Oásis de Opulência: A Nova Fronteira do Luxo no Oriente Médio
De palácios submersos a ilhas privadas, os super-ricos redefinem os padrões de extravagância com projetos que desafiam a imaginação e a economia global.
Mansões Subaquáticas e Resorts Exclusivos
O mercado de luxo no Oriente Médio atingiu novos patamares com o lançamento de projetos como o ‘Palácio de Atlantis’, uma mansão submersa nas Ilhas Palm Jumeirah, em Dubai. Com preço estimado em US$ 250 milhões, a residência oferece 10 suítes com vistas panorâmicas do fundo do mar, acessíveis por um túnel de vidro. O empreendimento é uma parceria entre a construtora Kleindienst e o sheik Ahmed bin Saeed Al Maktoum, presidente da Autoridade de Aviação Civil de Dubai.

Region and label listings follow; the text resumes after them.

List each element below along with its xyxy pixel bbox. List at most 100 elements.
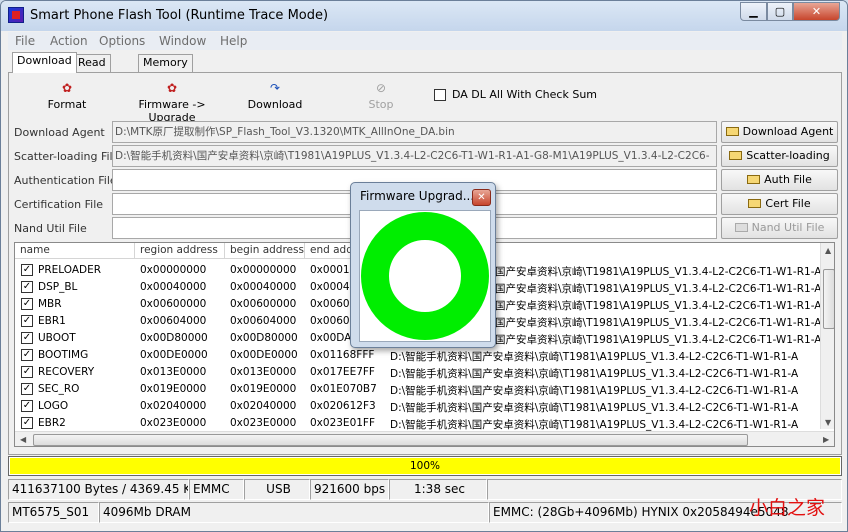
stop-label: Stop [368,98,394,111]
nand-label: Nand Util File [14,222,87,235]
firmware-upgrade-button[interactable]: ✿ Firmware -> Upgrade [118,81,226,124]
table-row[interactable]: ✓ LOGO 0x02040000 0x02040000 0x020612F3 D:\智能… [15,398,820,415]
row-checkbox[interactable]: ✓ [21,281,33,293]
row-end: 0x017EE7FF [310,366,375,378]
checksum-checkbox[interactable] [434,89,446,101]
scatter-loading-button[interactable]: Scatter-loading [721,145,838,167]
progress-text: 100% [409,460,441,472]
scroll-left-icon[interactable]: ◀ [20,435,26,444]
table-row[interactable]: ✓ EBR2 0x023E0000 0x023E0000 0x023E01FF D:\智能… [15,415,820,432]
progress-bar: 100% [8,456,842,476]
download-agent-label: Download Agent [14,126,105,139]
maximize-button[interactable]: ▢ [767,2,793,21]
row-name: RECOVERY [38,366,95,378]
status-baud: 921600 bps [310,479,389,500]
download-agent-button[interactable]: Download Agent [721,121,838,143]
table-row[interactable]: ✓ SEC_RO 0x019E0000 0x019E0000 0x01E070B7 D:\… [15,381,820,398]
scroll-up-icon[interactable]: ▲ [825,246,831,255]
row-name: EBR1 [38,315,66,327]
scroll-down-icon[interactable]: ▼ [825,418,831,427]
table-row[interactable]: ✓ RECOVERY 0x013E0000 0x013E0000 0x017EE7FF D… [15,364,820,381]
row-name: EBR2 [38,417,66,429]
hscroll-thumb[interactable] [33,434,748,446]
row-region: 0x00040000 [140,281,207,293]
cert-file-button[interactable]: Cert File [721,193,838,215]
cert-button-label: Cert File [765,197,811,210]
close-button[interactable]: ✕ [793,2,840,21]
status-time: 1:38 sec [389,479,487,500]
menu-file[interactable]: File [15,34,35,48]
row-region: 0x00DE0000 [140,349,208,361]
row-begin: 0x00600000 [230,298,297,310]
stop-button[interactable]: ⊘ Stop [363,81,399,111]
firmware-upgrade-icon: ✿ [166,81,178,95]
row-checkbox[interactable]: ✓ [21,332,33,344]
row-checkbox[interactable]: ✓ [21,400,33,412]
row-path: D:\智能手机资料\国产安卓资料\京崎\T1981\A19PLUS_V1.3.4… [390,419,799,431]
row-name: BOOTIMG [38,349,89,361]
scroll-right-icon[interactable]: ▶ [823,435,829,444]
auth-button-label: Auth File [764,173,812,186]
download-label: Download [247,98,303,111]
scatter-label: Scatter-loading File [14,150,120,163]
status-bytes: 411637100 Bytes / 4369.45 KB [8,479,189,500]
format-button[interactable]: ✿ Format [47,81,87,111]
auth-label: Authentication File [14,174,117,187]
nand-util-button[interactable]: Nand Util File [721,217,838,239]
row-end: 0x023E01FF [310,417,376,429]
folder-icon [725,127,739,136]
row-begin: 0x00040000 [230,281,297,293]
row-end: 0x00DA [310,332,352,344]
auth-file-button[interactable]: Auth File [721,169,838,191]
row-path: D:\智能手机资料\国产安卓资料\京崎\T1981\A19PLUS_V1.3.4… [390,385,799,397]
row-region: 0x013E0000 [140,366,207,378]
scatter-field[interactable]: D:\智能手机资料\国产安卓资料\京崎\T1981\A19PLUS_V1.3.4… [112,145,717,167]
dialog-close-icon[interactable]: ✕ [472,189,491,206]
row-region: 0x00600000 [140,298,207,310]
format-icon: ✿ [61,81,73,95]
folder-icon [734,223,748,232]
row-name: MBR [38,298,62,310]
row-region: 0x023E0000 [140,417,207,429]
row-checkbox[interactable]: ✓ [21,417,33,429]
status-storage: EMMC [189,479,244,500]
window-title: Smart Phone Flash Tool (Runtime Trace Mo… [30,8,329,23]
firmware-upgrade-dialog: Firmware Upgrad... ✕ [350,182,496,348]
tab-memory-test[interactable]: Memory Test [138,54,193,85]
row-checkbox[interactable]: ✓ [21,349,33,361]
download-icon: ↷ [269,81,281,95]
row-checkbox[interactable]: ✓ [21,366,33,378]
tab-download[interactable]: Download [12,52,77,73]
horizontal-scrollbar[interactable]: ◀ ▶ [15,431,834,446]
row-checkbox[interactable]: ✓ [21,383,33,395]
minimize-button[interactable]: ▁ [740,2,767,21]
row-name: LOGO [38,400,69,412]
row-path: 国产安卓资料\京崎\T1981\A19PLUS_V1.3.4-L2-C2C6-T… [495,334,822,346]
col-begin[interactable]: begin address [225,243,305,259]
progress-ring-icon [361,212,489,340]
download-agent-field[interactable]: D:\MTK原厂提取制作\SP_Flash_Tool_V3.1320\MTK_A… [112,121,717,143]
checksum-label: DA DL All With Check Sum [452,88,598,101]
row-end: 0x01E070B7 [310,383,377,395]
tab-read-back[interactable]: Read back [73,54,111,85]
col-region[interactable]: region address [135,243,225,259]
download-button[interactable]: ↷ Download [247,81,303,111]
row-path: D:\智能手机资料\国产安卓资料\京崎\T1981\A19PLUS_V1.3.4… [390,368,799,380]
row-checkbox[interactable]: ✓ [21,298,33,310]
menu-action[interactable]: Action [50,34,88,48]
download-agent-button-label: Download Agent [742,125,834,138]
table-row[interactable]: ✓ BOOTIMG 0x00DE0000 0x00DE0000 0x01168FFF D:… [15,347,820,364]
row-path: 国产安卓资料\京崎\T1981\A19PLUS_V1.3.4-L2-C2C6-T… [495,283,822,295]
col-name[interactable]: name [15,243,135,259]
folder-icon [748,199,762,208]
vertical-scrollbar[interactable]: ▲ ▼ [820,243,834,429]
row-path: D:\智能手机资料\国产安卓资料\京崎\T1981\A19PLUS_V1.3.4… [390,402,799,414]
menu-window[interactable]: Window [159,34,206,48]
scroll-thumb[interactable] [823,269,834,329]
menu-help[interactable]: Help [220,34,247,48]
row-checkbox[interactable]: ✓ [21,315,33,327]
menu-options[interactable]: Options [99,34,145,48]
row-checkbox[interactable]: ✓ [21,264,33,276]
watermark: 小白之家 [749,497,826,519]
row-begin: 0x00D80000 [230,332,298,344]
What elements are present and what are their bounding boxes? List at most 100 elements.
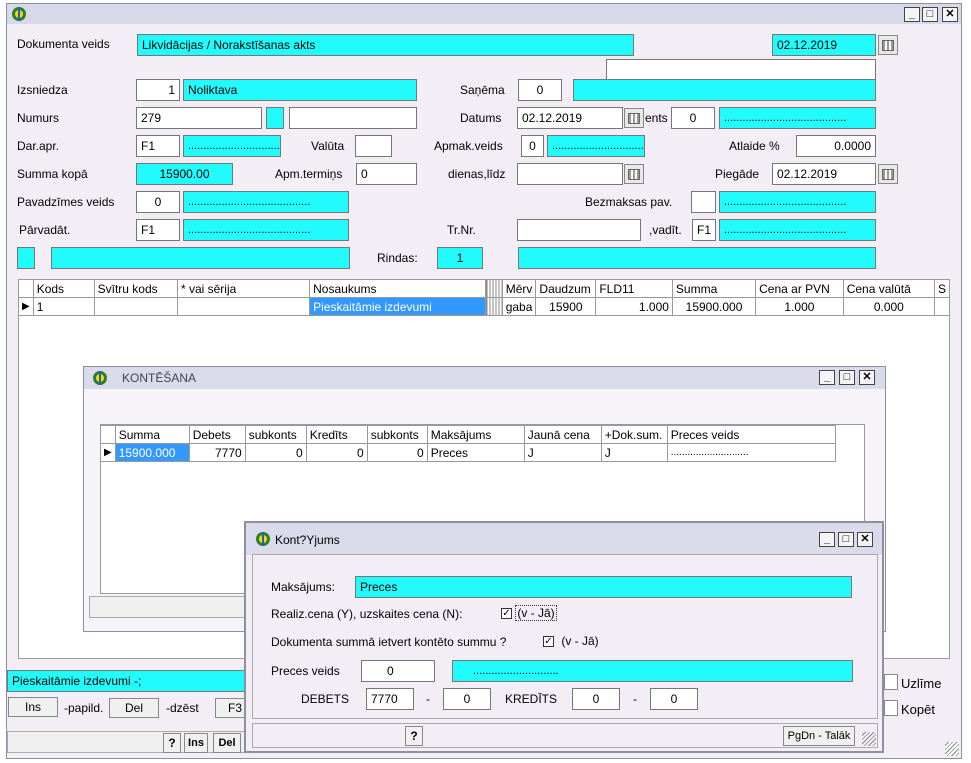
apmak-code-field[interactable]: 0 (521, 135, 544, 157)
col-header[interactable]: +Dok.sum. (600, 425, 668, 444)
del-small-button[interactable]: Del (213, 733, 241, 753)
ents-name-field[interactable]: ........................................ (719, 107, 876, 129)
izsniedza-code-field[interactable]: 1 (136, 79, 180, 101)
kredits-sub-field[interactable]: 0 (650, 688, 698, 710)
atlaide-field[interactable]: 0.0000 (796, 135, 876, 157)
resize-grip-icon[interactable] (862, 732, 876, 746)
calendar-icon[interactable] (624, 164, 644, 184)
rindas-extra-field[interactable] (518, 247, 876, 269)
realiz-checkbox[interactable]: ✓ (501, 608, 512, 620)
close-button[interactable]: ✕ (942, 7, 958, 22)
pavveids-name-field[interactable]: ........................................ (183, 191, 349, 213)
bezmaksas-name-field[interactable]: ........................................ (719, 191, 876, 213)
col-header[interactable]: Kods (32, 279, 95, 298)
table-row[interactable]: ▶ 1 Pieskaitāmie izdevumi gaba 15900 1.0… (18, 297, 951, 316)
calendar-icon[interactable] (878, 35, 898, 55)
sanema-name-field[interactable] (573, 79, 876, 101)
doc-date-field[interactable]: 02.12.2019 (772, 34, 876, 56)
rindas-label: Rindas: (377, 251, 418, 265)
debets-field[interactable]: 7770 (366, 688, 414, 710)
col-header[interactable]: Maksājums (426, 425, 525, 444)
close-button[interactable]: ✕ (857, 532, 873, 547)
trnr-field[interactable] (517, 219, 641, 241)
uzlime-label[interactable]: Uzlīme (901, 676, 941, 691)
apmterm-field[interactable]: 0 (356, 163, 417, 185)
col-header[interactable]: Cena valūtā (842, 279, 935, 298)
pgdn-next-button[interactable]: PgDn - Talāk (783, 726, 855, 746)
col-header[interactable]: Preces veids (666, 425, 837, 444)
parvad-label: Pārvadāt. (19, 223, 71, 237)
vadit-name-field[interactable]: ........................................ (719, 219, 876, 241)
resize-grip-icon[interactable] (945, 742, 959, 756)
minimize-button[interactable]: _ (904, 7, 920, 22)
col-header[interactable]: Mērv (501, 279, 537, 298)
sanema-code-field[interactable]: 0 (518, 79, 562, 101)
uzlime-checkbox[interactable] (884, 674, 898, 690)
table-row[interactable]: ▶ 15900.000 7770 0 0 0 Preces J J ......… (100, 443, 837, 462)
dienas-field[interactable] (517, 163, 623, 185)
col-header[interactable]: subkonts (366, 425, 428, 444)
summa-field[interactable]: 15900.00 (136, 163, 233, 185)
col-header[interactable]: FLD11 (595, 279, 673, 298)
kredits-field[interactable]: 0 (572, 688, 620, 710)
close-button[interactable]: ✕ (859, 370, 875, 385)
row-name-field[interactable] (51, 247, 350, 269)
maximize-button[interactable]: □ (922, 7, 938, 22)
dok-checkbox[interactable]: ✓ (543, 636, 554, 648)
debets-sub-field[interactable]: 0 (443, 688, 491, 710)
maksajums-field[interactable]: Preces (355, 576, 852, 598)
kopet-label[interactable]: Kopēt (901, 702, 935, 717)
ins-small-button[interactable]: Ins (184, 733, 208, 753)
minimize-button[interactable]: _ (819, 370, 835, 385)
help-button[interactable]: ? (405, 726, 423, 746)
col-header[interactable]: Summa (114, 425, 190, 444)
selected-cell[interactable]: 15900.000 (114, 443, 190, 462)
preces-veids-name-field[interactable]: ............................ (452, 660, 853, 682)
col-header[interactable]: Jaunā cena (523, 425, 602, 444)
row-code-field[interactable] (17, 247, 35, 269)
col-header[interactable]: S (933, 279, 951, 298)
pavveids-code-field[interactable]: 0 (136, 191, 180, 213)
col-header[interactable]: Debets (188, 425, 246, 444)
ents-code-field[interactable]: 0 (671, 107, 715, 129)
numurs-field[interactable]: 279 (136, 107, 262, 129)
parvad-code-field[interactable]: F1 (136, 219, 180, 241)
vadit-code-field[interactable]: F1 (692, 219, 716, 241)
minimize-button[interactable]: _ (819, 532, 835, 547)
col-header[interactable]: Daudzum (535, 279, 597, 298)
col-header[interactable]: Summa (671, 279, 757, 298)
apmak-name-field[interactable]: ........................................ (547, 135, 645, 157)
darapr-name-field[interactable]: ........................................ (183, 135, 281, 157)
numurs-extra-field[interactable] (289, 107, 417, 129)
numurs-suffix-field[interactable] (266, 107, 284, 129)
col-header[interactable]: Kredīts (305, 425, 368, 444)
darapr-code-field[interactable]: F1 (136, 135, 180, 157)
col-header[interactable]: Cena ar PVN (755, 279, 844, 298)
dok-checkbox-wrap[interactable]: ✓ (v - Jā) (543, 634, 599, 648)
ins-button[interactable]: Ins (8, 697, 58, 717)
preces-veids-code-field[interactable]: 0 (361, 660, 435, 682)
selected-cell[interactable]: Pieskaitāmie izdevumi (309, 297, 487, 316)
kopet-checkbox[interactable] (884, 700, 898, 716)
extra-field[interactable] (606, 59, 876, 80)
del-button[interactable]: Del (109, 698, 159, 718)
col-header[interactable]: Svītru kods (93, 279, 178, 298)
col-splitter[interactable] (485, 279, 503, 298)
maximize-button[interactable]: □ (838, 532, 854, 547)
col-header[interactable]: * vai sērija (176, 279, 311, 298)
maximize-button[interactable]: □ (839, 370, 855, 385)
f3-button[interactable]: F3 (215, 698, 247, 718)
parvad-name-field[interactable]: ........................................ (183, 219, 349, 241)
col-header[interactable]: Nosaukums (309, 279, 487, 298)
dokumenta-veids-field[interactable]: Likvidācijas / Norakstīšanas akts (137, 34, 634, 56)
realiz-checkbox-wrap[interactable]: ✓ (v - Jā) (501, 605, 557, 621)
izsniedza-name-field[interactable]: Noliktava (183, 79, 417, 101)
datums-field[interactable]: 02.12.2019 (517, 107, 623, 129)
valuta-field[interactable] (355, 135, 392, 157)
help-button[interactable]: ? (163, 733, 181, 753)
col-header[interactable]: subkonts (244, 425, 307, 444)
bezmaksas-code-field[interactable] (691, 191, 716, 213)
piegade-field[interactable]: 02.12.2019 (772, 163, 876, 185)
calendar-icon[interactable] (624, 108, 644, 128)
calendar-icon[interactable] (878, 164, 898, 184)
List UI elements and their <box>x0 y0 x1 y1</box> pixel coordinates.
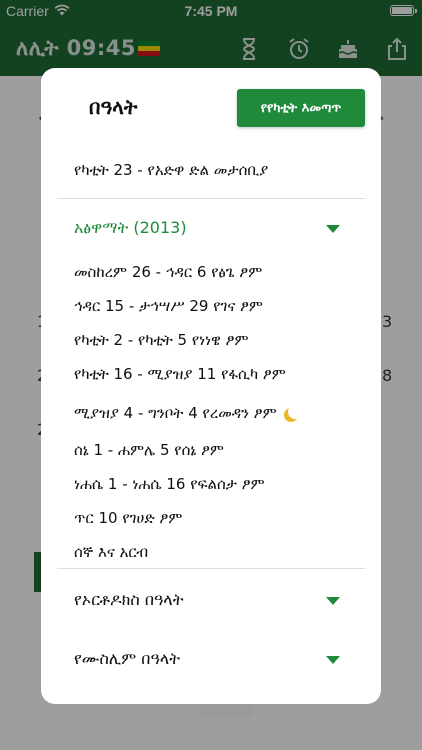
background-handle <box>199 704 253 716</box>
list-item[interactable]: ጥር 10 የገሀድ ፆም <box>74 509 182 527</box>
list-item[interactable]: ሰኞ እና አርብ <box>74 543 148 561</box>
list-item[interactable]: ኅዳር 15 - ታኅሣሥ 29 የገና ፆም <box>74 297 263 315</box>
caret-down-icon[interactable] <box>326 597 340 605</box>
list-item[interactable]: ሚያዝያ 4 - ግንቦት 4 የረመዳን ፆም <box>74 404 297 422</box>
list-item-label: ሚያዝያ 4 - ግንቦት 4 የረመዳን ፆም <box>74 404 277 422</box>
featured-holiday[interactable]: የካቲት 23 - የአድዋ ድል መታሰቢያ <box>74 161 268 179</box>
crescent-moon-icon <box>288 405 302 419</box>
caret-down-icon[interactable] <box>326 656 340 664</box>
caret-down-icon[interactable] <box>326 225 340 233</box>
list-item[interactable]: ሰኔ 1 - ሐምሌ 5 የሰኔ ፆም <box>74 441 224 459</box>
list-item[interactable]: መስከረም 26 - ኅዳር 6 የፅጌ ፆም <box>74 263 262 281</box>
modal-title: በዓላት <box>89 95 138 119</box>
section-header-orthodox-holidays[interactable]: የኦርቶዶክስ በዓላት <box>74 590 184 610</box>
list-item[interactable]: የካቲት 16 - ሚያዝያ 11 የፋሲካ ፆም <box>74 365 286 383</box>
divider <box>57 568 365 569</box>
list-item[interactable]: ነሐሴ 1 - ነሐሴ 16 የፍልሰታ ፆም <box>74 475 265 493</box>
divider <box>57 198 365 199</box>
list-item[interactable]: የካቲት 2 - የካቲት 5 የነነዌ ፆም <box>74 331 248 349</box>
month-origin-button[interactable]: የየካቲት እመጣጥ <box>237 89 365 127</box>
section-header-muslim-holidays[interactable]: የሙስሊም በዓላት <box>74 649 180 669</box>
holidays-modal: በዓላት የየካቲት እመጣጥ የካቲት 23 - የአድዋ ድል መታሰቢያ … <box>41 68 381 704</box>
section-header-fasts[interactable]: አፅዋማት (2013) <box>74 218 187 238</box>
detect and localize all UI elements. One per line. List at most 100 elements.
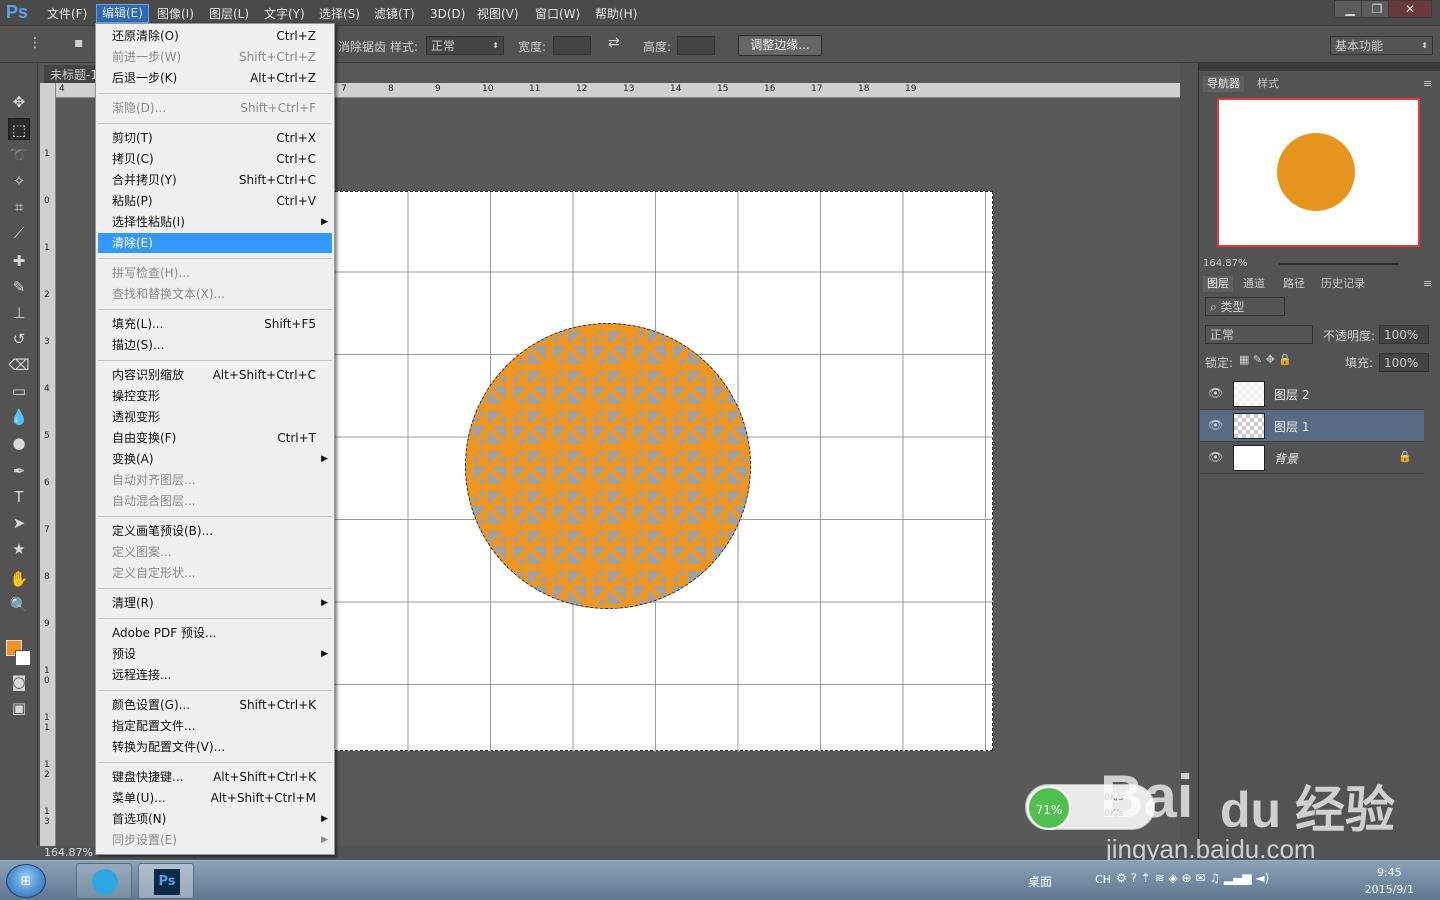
close-button[interactable]: ✕	[1388, 0, 1432, 18]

Ilhas Privadas e Jatos Personalizados
Enquanto isso, na Arábia Saudita, o príncipe Mohammed bin Salman adquiriu a Ilha de Sindalah, no Mar Vermelho, transformando-a em um resort exclusivo para bilionários, com heliporto, marina e um spa com area de 5.000 m². O príncipe também encomendou um Boeing 747 personalizado por US$ 500 milhões, decorado com ouro 24 quilates e peles de animais raros, gerando polêmica entre ativistas ambientais.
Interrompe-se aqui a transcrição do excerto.